Bruce Haselrig tapped the front of the No. 77 helmet and quietly said, "Boom."

"When I looked at it and saw it initially, I thought about his brain, his head being bruised because of the blunt force that he got playing that position," Bruce Haselrig said in the documentary.

The helmet provides a tangible sign of the sustained punishment to Haselrig's head.

"I don't think Carlton had any documented concussions when he was playing for the Steelers, but you can see how much head trauma he was sustaining that would be considered sub-concussive head trauma," Solotaroff said.

Haselrig fought substance abuse issues, found himself in legal trouble, and suffered serious mental and physical ailments at times during his life. He felt many of the problems were caused from repeated head trauma.

The family donated his brain to Boston University's Chronic Traumatic Encephalopathy Center for research. CTE can only be confirmed postmortem.

In 2017, Carlton Haselrig took cognitive impairment tests to see if he qualified for a financial award as part of a settlement by the NFL to compensate former players who suffered brain injuries as a result of their playing time.

The tests — as originally scored — showed that Haselrig had no issues with executive functioning, learning, memory, language or visual perceptual processing. So he was denied money.

And, according to his wife, Haselrig used that supposed clean bill of health as the basis for how he approached his medical care, including when he developed cirrhosis toward the end of his life.

"That day that I recorded (the video of Haselrig in bed), while he was screaming, he had to go to the doctor and didn't want to go, because the NFL told him nothing was wrong with him," Michelle Haselrig said during an interview.

"And I tried to explain to him, 'Look at you. We already made the appointment. You need to go. You know what I mean? You're going.' As a wife, I put my foot down that day. Unfortunately, it was too late. He was, as you see, very angry. I didn't know he was going to yell for his father, his grandfather. I didn't know he was going to do that at all.

"And when I saw it, I was like 'Wow. Oh, my goodness.' I just was scared, and I knew that wasn't him, and it was sad to watch."

Haselrig died in 2020 at age 54.

"Race-norming" played a role in Haselrig being denied a financial settlement.

The process of scoring former NFL players' cognitive impairment tests assumed that Black players had lower cognitive functions than non-Black players to begin with, and thus were expected to score lower on the tests.

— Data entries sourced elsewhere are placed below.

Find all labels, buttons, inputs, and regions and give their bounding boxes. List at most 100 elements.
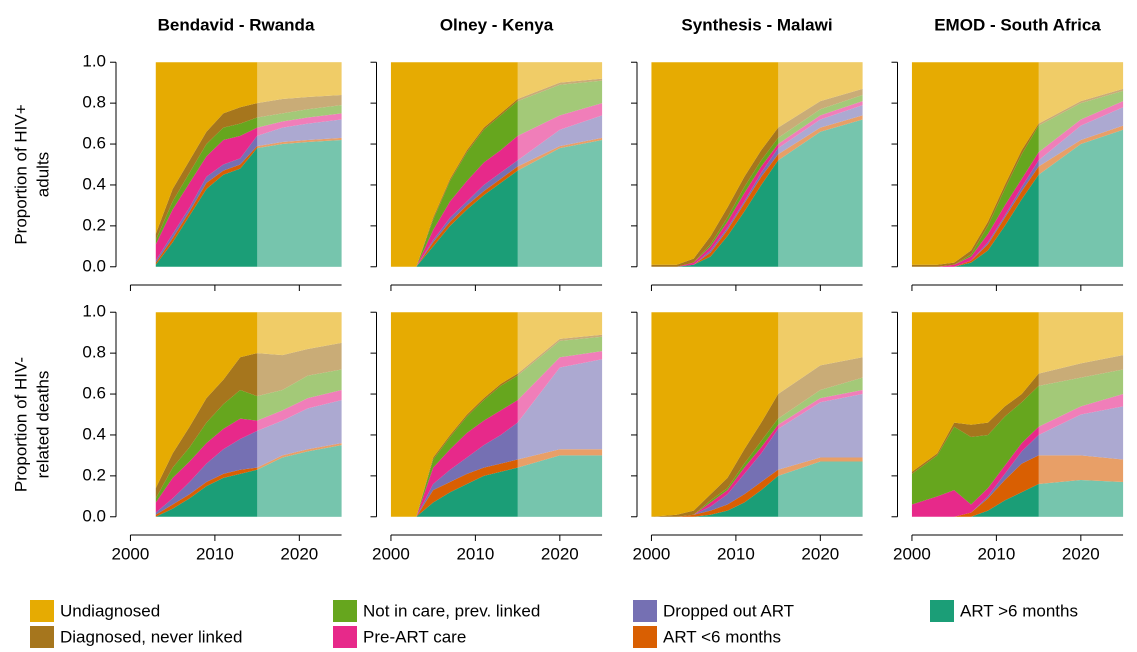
panel: Olney - Kenya <box>370 15 603 291</box>
x-tick-label: 2020 <box>280 544 318 563</box>
area <box>155 312 342 489</box>
legend-swatch <box>930 600 954 622</box>
y-tick-label: 0.0 <box>82 256 106 275</box>
legend-swatch <box>30 626 54 648</box>
area <box>651 62 863 265</box>
area <box>911 369 1124 505</box>
area <box>390 139 603 267</box>
y-axis-label: adults <box>33 152 52 197</box>
area <box>651 105 863 267</box>
area <box>911 107 1124 267</box>
legend-swatch <box>333 626 357 648</box>
legend: ART >6 months ART <6 months Dropped out AR… <box>30 600 1078 648</box>
area <box>651 312 863 517</box>
panel: Synthesis - Malawi <box>631 15 863 291</box>
area <box>155 62 342 235</box>
projection-shade <box>778 312 863 517</box>
legend-label: Not in care, prev. linked <box>363 601 540 620</box>
x-tick-label: 2020 <box>541 544 579 563</box>
area <box>155 105 342 245</box>
area <box>911 479 1124 517</box>
area <box>390 80 603 267</box>
area <box>911 455 1124 517</box>
area <box>390 62 603 267</box>
y-tick-label: 0.6 <box>82 384 106 403</box>
area <box>390 115 603 267</box>
x-tick-label: 2010 <box>717 544 755 563</box>
y-tick-label: 0.6 <box>82 134 106 153</box>
x-tick-label: 2010 <box>196 544 234 563</box>
projection-shade <box>257 312 342 517</box>
legend-label: ART >6 months <box>960 601 1078 620</box>
panel: 0.0 0.2 0.4 0.6 0.8 1.0 Bendavid - Rwanda Propo… <box>11 15 342 291</box>
area <box>390 455 603 517</box>
area <box>651 461 863 517</box>
area <box>651 357 863 517</box>
y-axis-label: Proportion of HIV+ <box>11 104 30 244</box>
area <box>155 113 342 261</box>
legend-label: Diagnosed, never linked <box>60 627 242 646</box>
panel-title: Olney - Kenya <box>440 15 554 34</box>
panel: EMOD - South Africa <box>891 15 1124 291</box>
legend-label: Dropped out ART <box>663 601 794 620</box>
projection-shade <box>517 62 603 267</box>
projection-shade <box>778 62 863 267</box>
legend-label: ART <6 months <box>663 627 781 646</box>
area <box>155 139 342 267</box>
area <box>651 119 863 267</box>
area <box>155 369 342 503</box>
area <box>155 342 342 499</box>
legend-swatch <box>633 600 657 622</box>
x-tick-label: 2020 <box>1062 544 1100 563</box>
y-tick-label: 0.4 <box>82 174 106 193</box>
y-tick-label: 0.0 <box>82 506 106 525</box>
legend-swatch <box>333 600 357 622</box>
area <box>651 457 863 517</box>
area <box>390 312 603 517</box>
panel-title: EMOD - South Africa <box>934 15 1101 34</box>
y-axis-label: related deaths <box>33 371 52 479</box>
area <box>390 359 603 517</box>
legend-swatch <box>633 626 657 648</box>
y-tick-label: 1.0 <box>82 52 106 71</box>
projection-shade <box>1038 62 1124 267</box>
panel: 2000 2010 2020 <box>631 311 863 563</box>
panel: 2000 2010 2020 <box>370 311 603 563</box>
panel-title: Bendavid - Rwanda <box>158 15 315 34</box>
legend-label: Undiagnosed <box>60 601 160 620</box>
x-tick-label: 2000 <box>893 544 931 563</box>
x-tick-label: 2010 <box>977 544 1015 563</box>
area <box>911 90 1124 267</box>
legend-swatch <box>30 600 54 622</box>
projection-shade <box>517 312 603 517</box>
area <box>651 389 863 517</box>
area <box>155 400 342 515</box>
area <box>911 62 1124 265</box>
projection-shade <box>1038 312 1124 517</box>
y-tick-label: 0.4 <box>82 424 106 443</box>
area <box>651 115 863 267</box>
area <box>911 355 1124 474</box>
area <box>155 119 342 263</box>
y-axis-label: Proportion of HIV- <box>11 357 30 492</box>
area <box>155 389 342 513</box>
y-tick-label: 0.2 <box>82 465 106 484</box>
projection-shade <box>257 62 342 267</box>
y-tick-label: 0.8 <box>82 93 106 112</box>
x-tick-label: 2000 <box>372 544 410 563</box>
x-tick-label: 2020 <box>801 544 839 563</box>
area <box>155 445 342 517</box>
x-tick-label: 2000 <box>633 544 671 563</box>
area <box>911 129 1124 267</box>
y-tick-label: 0.8 <box>82 343 106 362</box>
x-tick-label: 2010 <box>456 544 494 563</box>
panel-title: Synthesis - Malawi <box>681 15 832 34</box>
area <box>911 394 1124 517</box>
x-tick-label: 2000 <box>112 544 150 563</box>
y-tick-label: 1.0 <box>82 302 106 321</box>
area <box>651 377 863 517</box>
y-tick-label: 0.2 <box>82 215 106 234</box>
panel: 0.0 0.2 0.4 0.6 0.8 1.0 2000 2010 2020 Proportion… <box>11 302 342 563</box>
panel: 2000 2010 2020 <box>891 311 1124 563</box>
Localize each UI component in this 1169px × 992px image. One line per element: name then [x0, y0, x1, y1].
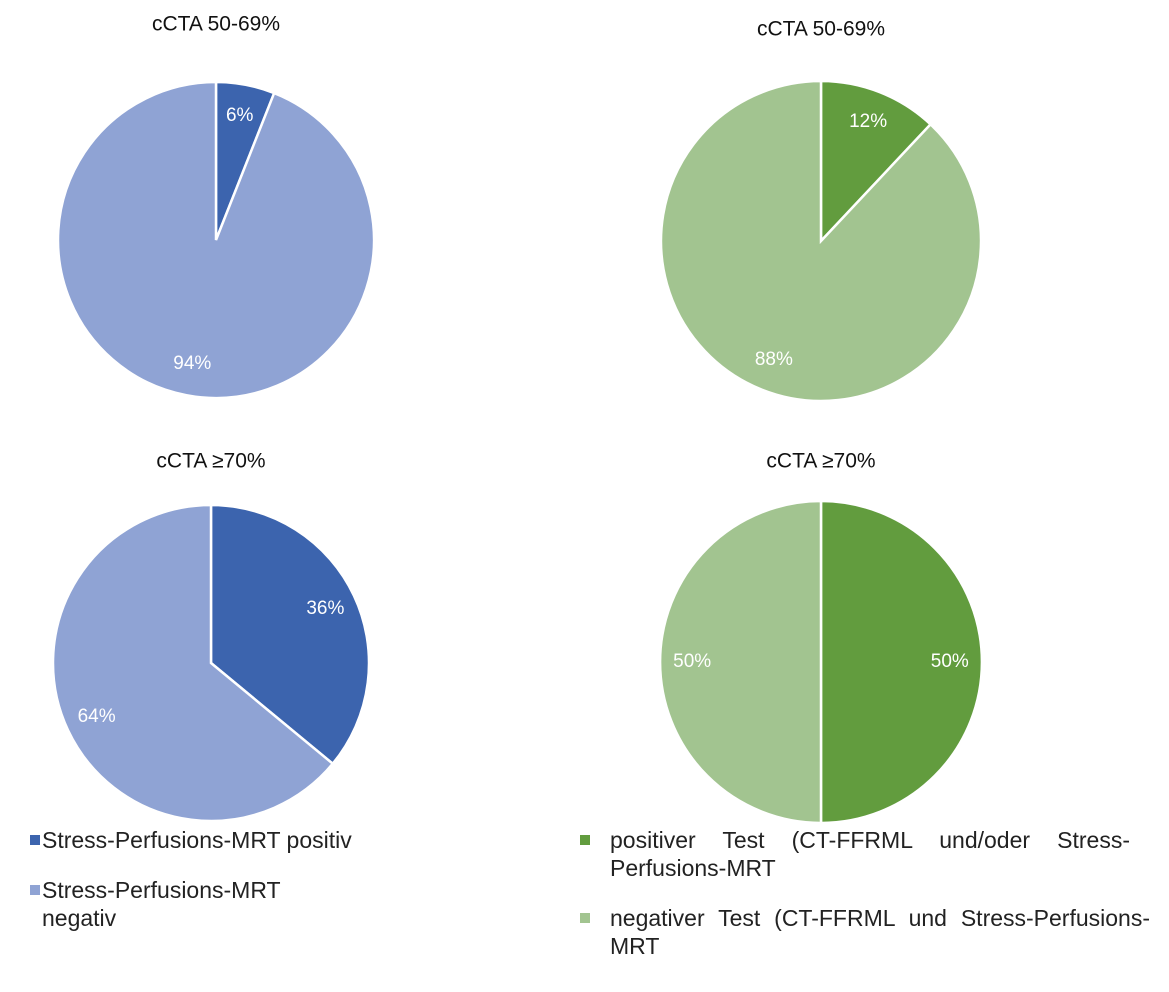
chart-title: cCTA 50-69%	[152, 13, 280, 36]
chart-title: cCTA ≥70%	[156, 450, 265, 473]
pie-slice	[819, 499, 984, 825]
data-label: 6%	[226, 105, 254, 126]
data-label: 36%	[306, 598, 344, 619]
pie-slice	[819, 79, 933, 245]
legend-swatch	[580, 835, 590, 845]
chart-title: cCTA 50-69%	[757, 18, 885, 41]
data-label: 64%	[78, 706, 116, 727]
data-label: 94%	[173, 353, 211, 374]
legend-left: Stress-Perfusions-MRT positiv Stress-Per…	[30, 826, 470, 954]
legend-item: Stress-Perfusions-MRT positiv	[30, 826, 470, 854]
charts: cCTA 50-69% 6% 94% cCTA 50-69% 12% 88% cCTA ≥7…	[51, 13, 984, 825]
pie-slice	[209, 503, 371, 766]
pie-slice	[658, 499, 823, 825]
data-label: 50%	[673, 651, 711, 672]
legend-right: positiver Test (CT-FFRML und/oder Stress…	[580, 826, 1160, 982]
pie-slice	[51, 503, 335, 823]
data-label: 50%	[931, 651, 969, 672]
legend-label: negativer Test (CT-FFRML und Stress-Perf…	[610, 905, 1150, 959]
legend-item: Stress-Perfusions-MRT negativ	[30, 876, 470, 932]
pie-slice	[659, 79, 983, 403]
chart-title: cCTA ≥70%	[766, 450, 875, 473]
legend-label: Stress-Perfusions-MRT negativ	[42, 877, 281, 931]
data-label: 88%	[755, 349, 793, 370]
legend-item: negativer Test (CT-FFRML und Stress-Perf…	[580, 904, 1160, 960]
legend-swatch	[30, 835, 40, 845]
data-label: 12%	[849, 111, 887, 132]
legend-label: Stress-Perfusions-MRT positiv	[42, 827, 352, 853]
legend-item: positiver Test (CT-FFRML und/oder Stress…	[580, 826, 1160, 882]
legend-swatch	[30, 885, 40, 895]
legend-label: positiver Test (CT-FFRML und/oder Stress…	[610, 827, 1130, 881]
legend-swatch	[580, 913, 590, 923]
pie-slice	[56, 80, 376, 400]
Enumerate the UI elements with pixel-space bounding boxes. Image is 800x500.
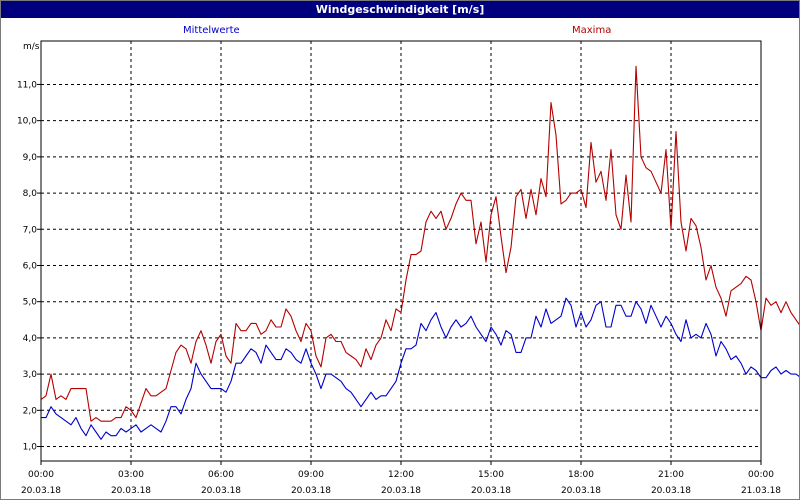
- y-tick-label: 6,0: [23, 261, 38, 271]
- x-tick-date-label: 20.03.18: [111, 486, 151, 496]
- x-tick-date-label: 20.03.18: [21, 486, 61, 496]
- y-tick-label: 3,0: [23, 370, 38, 380]
- legend-mittelwerte: Mittelwerte: [183, 25, 240, 36]
- x-tick-time-label: 00:00: [28, 470, 54, 480]
- y-tick-label: 1,0: [23, 443, 38, 453]
- y-tick-label: 10,0: [17, 117, 37, 127]
- x-tick-time-label: 09:00: [298, 470, 324, 480]
- legend-maxima: Maxima: [572, 25, 612, 36]
- x-tick-time-label: 15:00: [478, 470, 504, 480]
- x-tick-time-label: 00:00: [748, 470, 774, 480]
- y-tick-label: 8,0: [23, 189, 38, 199]
- x-tick-date-label: 20.03.18: [471, 486, 511, 496]
- series-line-mittelwerte: [41, 297, 799, 440]
- x-tick-time-label: 18:00: [568, 470, 594, 480]
- x-tick-time-label: 12:00: [388, 470, 414, 480]
- grid: [41, 41, 761, 461]
- y-tick-label: 4,0: [23, 334, 38, 344]
- y-tick-label: 2,0: [23, 406, 38, 416]
- series-line-maxima: [40, 65, 799, 422]
- x-tick-time-label: 21:00: [658, 470, 684, 480]
- y-tick-label: 5,0: [23, 298, 38, 308]
- x-tick-date-label: 21.03.18: [741, 486, 781, 496]
- x-tick-time-label: 06:00: [208, 470, 234, 480]
- y-tick-label: 7,0: [23, 225, 38, 235]
- series-lines: [40, 65, 799, 440]
- x-axis: 00:00 20.03.18 03:00 20.03.18 06:00 20.03.18 0…: [21, 461, 781, 496]
- plot-frame: [40, 40, 762, 462]
- chart-title: Windgeschwindigkeit [m/s]: [1, 1, 799, 18]
- x-tick-date-label: 20.03.18: [381, 486, 421, 496]
- y-tick-label: 11,0: [17, 80, 37, 90]
- y-axis-unit-label: m/s: [23, 42, 40, 52]
- y-axis: 1,0 2,0 3,0 4,0 5,0 6,0 7,0 8,0 9,0 10,0 11,0: [17, 80, 41, 453]
- x-tick-date-label: 20.03.18: [561, 486, 601, 496]
- y-tick-label: 9,0: [23, 153, 38, 163]
- x-tick-date-label: 20.03.18: [651, 486, 691, 496]
- x-tick-date-label: 20.03.18: [201, 486, 241, 496]
- x-tick-date-label: 20.03.18: [291, 486, 331, 496]
- x-tick-time-label: 03:00: [118, 470, 144, 480]
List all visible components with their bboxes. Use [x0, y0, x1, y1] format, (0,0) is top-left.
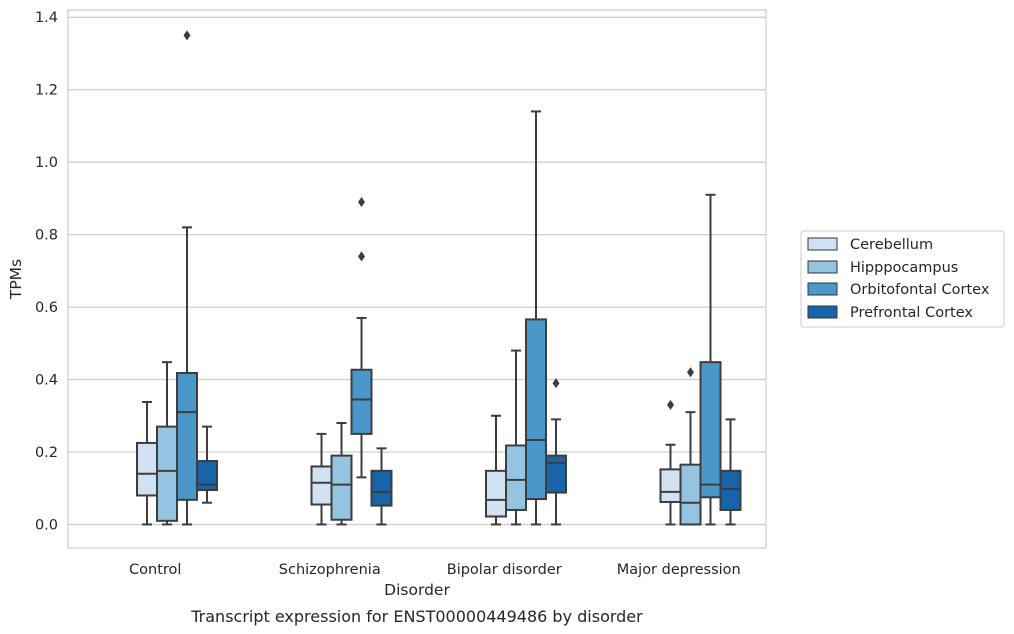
box-prefrontal-cortex-schizophrenia — [370, 447, 393, 526]
plot-frame — [67, 9, 767, 549]
x-tick-label: Bipolar disorder — [447, 562, 562, 578]
x-tick-labels: Control Schizophrenia Bipolar disorder Majo… — [129, 562, 741, 578]
box-rect — [699, 361, 722, 499]
legend-frame — [800, 230, 1005, 328]
outlier-point — [183, 30, 191, 41]
box-orbitofontal-cortex-schizophrenia — [350, 197, 373, 479]
box-rect — [196, 460, 218, 492]
box-rect — [659, 468, 682, 503]
box-rect — [525, 318, 547, 501]
legend-swatch-orbitofrontal-cortex — [807, 282, 838, 296]
box-rect — [545, 454, 567, 494]
y-tick-label: 1.4 — [35, 10, 58, 26]
x-tick-label: Major depression — [617, 562, 741, 578]
y-axis-title: TPMs — [7, 259, 25, 300]
y-tick-label: 0.8 — [35, 228, 58, 244]
legend-label-orbitofrontal-cortex: Orbitofontal Cortex — [850, 282, 990, 298]
box-rect — [310, 465, 333, 506]
box-cerebellum-schizophrenia — [310, 432, 333, 526]
y-tick-label: 1.2 — [35, 83, 58, 99]
y-tick-labels: 0.0 0.2 0.4 0.6 0.8 1.0 1.2 1.4 — [35, 10, 58, 533]
legend-label-cerebellum: Cerebellum — [850, 237, 933, 253]
x-axis-title: Disorder — [384, 581, 450, 599]
chart-caption: Transcript expression for ENST0000044948… — [190, 607, 643, 626]
box-rect — [719, 469, 742, 511]
legend-label-prefrontal-cortex: Prefrontal Cortex — [850, 305, 973, 321]
outlier-point — [358, 251, 365, 262]
box-rect — [350, 368, 373, 435]
box-rect — [330, 454, 353, 521]
box-hipppocampus-major-depression — [679, 367, 702, 526]
y-tick-label: 1.0 — [35, 155, 58, 171]
box-cerebellum-control — [136, 400, 158, 526]
box-rect — [485, 469, 507, 518]
x-tick-label: Control — [129, 562, 181, 578]
legend-swatch-prefrontal-cortex — [807, 305, 838, 319]
y-tick-label: 0.0 — [35, 517, 58, 533]
box-hipppocampus-schizophrenia — [330, 422, 353, 526]
outlier-point — [667, 399, 674, 410]
legend-swatch-hippocampus — [807, 260, 838, 274]
box-orbitofontal-cortex-bipolar-disorder — [525, 110, 547, 526]
box-prefrontal-cortex-bipolar-disorder — [545, 378, 567, 526]
legend-swatch-cerebellum — [807, 237, 838, 251]
box-rect — [176, 372, 198, 501]
outlier-point — [687, 367, 694, 378]
box-prefrontal-cortex-major-depression — [719, 418, 742, 526]
box-cerebellum-bipolar-disorder — [485, 414, 507, 526]
y-tick-label: 0.2 — [35, 445, 58, 461]
box-rect — [156, 425, 178, 522]
box-orbitofontal-cortex-major-depression — [699, 193, 722, 526]
y-tick-label: 0.4 — [35, 373, 58, 389]
box-rect — [370, 469, 393, 507]
outlier-point — [358, 197, 365, 208]
outlier-point — [552, 378, 560, 389]
box-hipppocampus-control — [156, 361, 178, 526]
legend: Cerebellum Hipppocampus Orbitofontal Cor… — [800, 230, 1005, 328]
y-tick-label: 0.6 — [35, 300, 58, 316]
box-groups — [136, 30, 742, 526]
box-rect — [505, 444, 527, 511]
box-rect — [679, 463, 702, 526]
box-orbitofontal-cortex-control — [176, 30, 198, 526]
legend-label-hippocampus: Hipppocampus — [850, 260, 958, 276]
box-rect — [136, 441, 158, 497]
x-tick-label: Schizophrenia — [279, 562, 381, 578]
box-prefrontal-cortex-control — [196, 425, 218, 504]
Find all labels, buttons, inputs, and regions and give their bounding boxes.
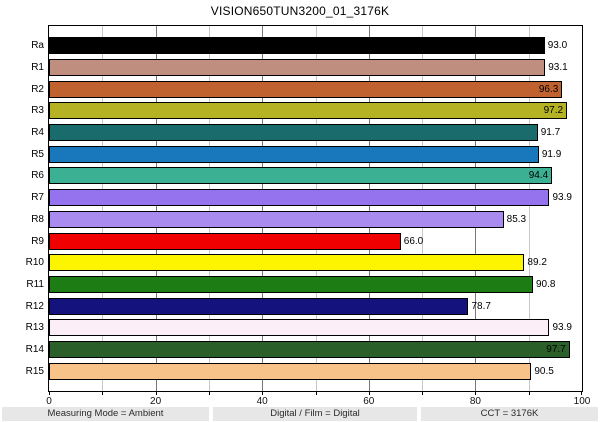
x-axis-tick-100 (581, 391, 582, 395)
bar-r11 (49, 275, 533, 293)
gridline-30 (208, 26, 210, 391)
x-axis-tick-90 (528, 391, 530, 395)
x-axis-tick-label-20: 20 (150, 396, 162, 407)
value-label-r12: 78.7 (471, 300, 491, 312)
bar-r12 (49, 297, 469, 315)
value-label-r13: 93.9 (552, 322, 572, 334)
category-label-r15: R15 (25, 365, 44, 377)
bar-r13 (49, 319, 550, 337)
bar-r3 (49, 102, 568, 120)
value-label-ra: 93.0 (547, 40, 568, 52)
category-label-r13: R13 (25, 322, 44, 334)
gridline-90 (528, 26, 530, 391)
category-label-r2: R2 (31, 83, 44, 95)
value-label-r6: 94.4 (528, 170, 549, 182)
measuring-mode-status: Measuring Mode = Ambient (2, 407, 209, 421)
category-label-r8: R8 (31, 213, 44, 225)
category-label-r3: R3 (31, 105, 44, 117)
cct-status: CCT = 3176K (421, 407, 598, 421)
bar-r8 (49, 210, 504, 228)
value-label-r15: 90.5 (534, 365, 554, 377)
bar-r7 (49, 189, 550, 207)
category-label-r5: R5 (31, 148, 44, 160)
category-label-r12: R12 (25, 300, 44, 312)
gridline-40 (262, 26, 264, 391)
x-axis-tick-30 (208, 391, 210, 395)
x-axis-tick-70 (422, 391, 424, 395)
gridline-50 (315, 26, 317, 391)
gridline-20 (155, 26, 157, 391)
bar-r6 (49, 167, 553, 185)
x-axis-tick-label-100: 100 (573, 396, 591, 407)
cri-bar-chart-plot-area: Ra 93.0 R1 93.1 R2 96.3 R3 97.2 R4 91.7 R5 91.9 R6 94… (26, 25, 590, 407)
value-label-r2: 96.3 (538, 83, 559, 95)
gridline-10 (102, 26, 104, 391)
x-axis-tick-label-0: 0 (46, 396, 52, 407)
x-axis-tick-label-80: 80 (469, 396, 481, 407)
gridline-60 (368, 26, 370, 391)
bar-r5 (49, 145, 539, 163)
x-axis-tick-0 (49, 391, 50, 395)
digital-film-status: Digital / Film = Digital (213, 407, 417, 421)
category-label-r9: R9 (31, 235, 44, 247)
category-label-r11: R11 (26, 278, 44, 290)
category-label-r6: R6 (31, 170, 44, 182)
gridline-80 (475, 26, 477, 391)
category-label-r4: R4 (31, 127, 44, 139)
status-footer: Measuring Mode = Ambient Digital / Film … (2, 407, 598, 421)
x-axis-tick-label-40: 40 (256, 396, 268, 407)
bar-r10 (49, 254, 525, 272)
category-label-r1: R1 (31, 62, 44, 74)
value-label-r5: 91.9 (541, 148, 562, 160)
value-label-r9: 66.0 (403, 235, 424, 247)
bar-ra (49, 37, 545, 55)
bar-r1 (49, 59, 546, 77)
category-label-ra: Ra (31, 40, 44, 52)
x-axis-tick-40 (262, 391, 264, 395)
value-label-r10: 89.2 (527, 257, 547, 269)
value-label-r1: 93.1 (548, 62, 568, 74)
gridline-70 (422, 26, 424, 391)
value-label-r3: 97.2 (543, 105, 564, 117)
bar-r9 (49, 232, 401, 250)
chart-title: VISION650TUN3200_01_3176K (210, 4, 390, 18)
category-label-r14: R14 (25, 343, 44, 355)
value-label-r7: 93.9 (552, 192, 572, 204)
x-axis-tick-50 (315, 391, 317, 395)
x-axis-tick-label-60: 60 (363, 396, 375, 407)
value-label-r4: 91.7 (540, 127, 561, 139)
bar-r2 (49, 80, 563, 98)
bar-r14 (49, 340, 570, 358)
category-label-r10: R10 (25, 257, 44, 269)
x-axis-tick-80 (475, 391, 477, 395)
value-label-r11: 90.8 (535, 278, 556, 290)
bar-r15 (49, 362, 532, 380)
value-label-r14: 97.7 (546, 343, 566, 355)
value-label-r8: 85.3 (506, 213, 527, 225)
bar-r4 (49, 124, 538, 142)
category-label-r7: R7 (31, 192, 44, 204)
x-axis-tick-10 (102, 391, 104, 395)
x-axis-tick-20 (155, 391, 157, 395)
x-axis-tick-60 (368, 391, 370, 395)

"I was so sad because he should have gotten that money in 2017," Michelle Haselrig said. "He didn't get to benefit from the fruits of his labor. He worked hard for that money — very hard."

She said her husband "believed what the NFL told him, and they told him a lie."

"It was untrue," she said. "How can a person be OK when they're washing their clothes and they put the clothes in the freezer? My husband put his clothes in the freezer and thought it was the washer."

Solotaroff said the diagnosis "emboldened his denial" and possibly "exacerbated how fast he went."

In "Bloodsport," Dr. Eric Watson, a neuropsychologist with the Icahn School of Medicine at Mount Sinai in New York City, used the same software as the NFL did to show how Haselrig, if he had been classified as "white," would have been determined to have some degree of "impairment" in multiple categories, including "moderate to severe" and "severe" in two cases.

"It's almost like a completely different person," Watson said.

Michelle Haselrig said her husband had "absolutely not" been told his scores would be adjusted because he was Black.

She has refiled a claim, believing "the score was tainted," and is now playing the "waiting game" to see what the league will determine.

Beyond just attempting to get settlement money, Michelle Haselrig fondly recalls her husband, the father of her children and one of the most accomplished athletes ever to come from Johnstown.

"I love my husband very much," she said, "and I'm very proud of him. But I'm also sad what happened to him, and I will fight for him to the day I die."